Despite the large amount of work IDVM has accomplished so far, Bhakti Raghava Swami feels it is still “ a baby.”

“There is an urgent need to network with ISKCON temples, leaders, and devotees in India,” he says. “Once more devotees understand the scope of our activities, and we have more manpower, we will gradually introduce various programs involving village preaching, networking with government agencies and the private sector as well. The regional offices will help all this happen.”

And the Varnashrama Ministry is already spreading beyond India, too. Bhakti Raghava Swami is planning an extensive Varnashrama tour which will begin in May of this year in North America, before traveling to South America, West and South Africa, Japan, Australia, Indonesia, and Cambodia.

In fact, he’s already overseeing Varnashrama activities in the two latter countries.

“The Indonesian island of Sumatra, of course, is where we started our original Gita Nagari Baru Varnashrama community, which is now home for thirty families, with a temple, guest house, library, and school,” he says. “Bhagiratha Prabhu, who completed his Bhagavat Sastri course at the Srimad Bhagavatam Vidyapitham in Govardhan is now introducing both a gurukula and Varnashrama College, and about eight rural projects are under development in the country.”

In Cambodia, where GLOVESCO has been operating for three years, a small preaching center sits on a 27-acre piece of land near Angkor Wat, which is slowly being developed.

Bhakti Raghava Swami also submitted a proposal to the GBC in December 2010 suggesting that a global Varnashrama ministry be established, and hopes that one day offices like the regional one in Mayapur will be in every country where ISKCON is present.

“It may take some time, since most of our devotees, including leaders, are absorbed in city temples and projects, which are mainly focused on the first three phases of Srila Prabhupada’s overall mission: the Holy Names and books, Deity worship, and cultivation of city congregations,” he says. “This is wonderful, but we would like to see more of a balance of all four phases of Prabhupada’s mission, the last one being ‘Make Vrindavana Villages,’ or Varnashrama.
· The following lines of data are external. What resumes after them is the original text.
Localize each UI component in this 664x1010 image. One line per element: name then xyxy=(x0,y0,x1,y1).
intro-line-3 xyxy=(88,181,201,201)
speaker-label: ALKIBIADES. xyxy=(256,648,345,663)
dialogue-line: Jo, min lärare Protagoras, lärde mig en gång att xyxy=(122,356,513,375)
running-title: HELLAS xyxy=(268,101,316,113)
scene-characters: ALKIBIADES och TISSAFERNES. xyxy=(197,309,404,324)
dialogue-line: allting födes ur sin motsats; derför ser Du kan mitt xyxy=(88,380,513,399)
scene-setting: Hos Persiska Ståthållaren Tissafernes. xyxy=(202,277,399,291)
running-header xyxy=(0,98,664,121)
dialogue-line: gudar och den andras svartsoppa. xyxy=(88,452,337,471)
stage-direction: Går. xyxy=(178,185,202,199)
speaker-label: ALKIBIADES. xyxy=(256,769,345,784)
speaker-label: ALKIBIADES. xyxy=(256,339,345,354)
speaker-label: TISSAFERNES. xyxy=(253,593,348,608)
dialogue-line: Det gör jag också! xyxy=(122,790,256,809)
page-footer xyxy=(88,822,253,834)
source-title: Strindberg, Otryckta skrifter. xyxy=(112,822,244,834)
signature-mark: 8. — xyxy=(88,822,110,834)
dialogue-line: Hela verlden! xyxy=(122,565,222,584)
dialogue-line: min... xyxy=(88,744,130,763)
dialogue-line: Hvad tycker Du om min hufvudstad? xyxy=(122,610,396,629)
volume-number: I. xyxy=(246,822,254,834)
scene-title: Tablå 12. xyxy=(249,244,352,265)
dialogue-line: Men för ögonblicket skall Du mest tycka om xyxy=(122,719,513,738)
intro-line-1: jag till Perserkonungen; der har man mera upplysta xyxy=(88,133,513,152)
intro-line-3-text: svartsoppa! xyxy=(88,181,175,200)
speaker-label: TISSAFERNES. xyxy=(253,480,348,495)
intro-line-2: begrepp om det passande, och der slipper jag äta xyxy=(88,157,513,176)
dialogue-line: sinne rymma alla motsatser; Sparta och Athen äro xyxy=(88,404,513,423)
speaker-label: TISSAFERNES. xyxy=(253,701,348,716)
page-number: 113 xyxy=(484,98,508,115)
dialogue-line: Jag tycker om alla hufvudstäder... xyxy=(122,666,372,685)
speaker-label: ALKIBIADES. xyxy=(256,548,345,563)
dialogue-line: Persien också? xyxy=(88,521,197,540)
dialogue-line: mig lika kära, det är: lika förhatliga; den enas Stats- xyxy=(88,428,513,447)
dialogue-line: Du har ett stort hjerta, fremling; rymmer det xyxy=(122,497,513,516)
To do that, we must look out of the box, beyond our city temples—it’s not possible to make Vrindavana villages in the cities.”

As well as Srila Prabhupada clearly stating that fifty per cent of his mission remained incomplete without Varnashrama, previous acharyas such as Srila Bhaktivinoda Thakura also expressed that the easiest way one can advance as a Vaishnava is within the system of Varnashrama.

“Though all humans have a right to practice bhakti, those who follow the regulations of Varnashrama have a much easier time,” he writes in Chapter three of the Sri Chaitanya Siksamrita.

Ultimately, Srila Prabhupada’s long-term vision for the Varnashrama mission, which Bhakti Raghava Swami hopes will be eventually realized—is for it to completely overhaul society and revert it to the natural way of living. In this vision, the majority of people will be re-connected with the land, the cows and with Krishna, thus favoring and supporting the development of Krishna consciousness amongst the majority of people on the planet.

And that’s a vision we can all get behind.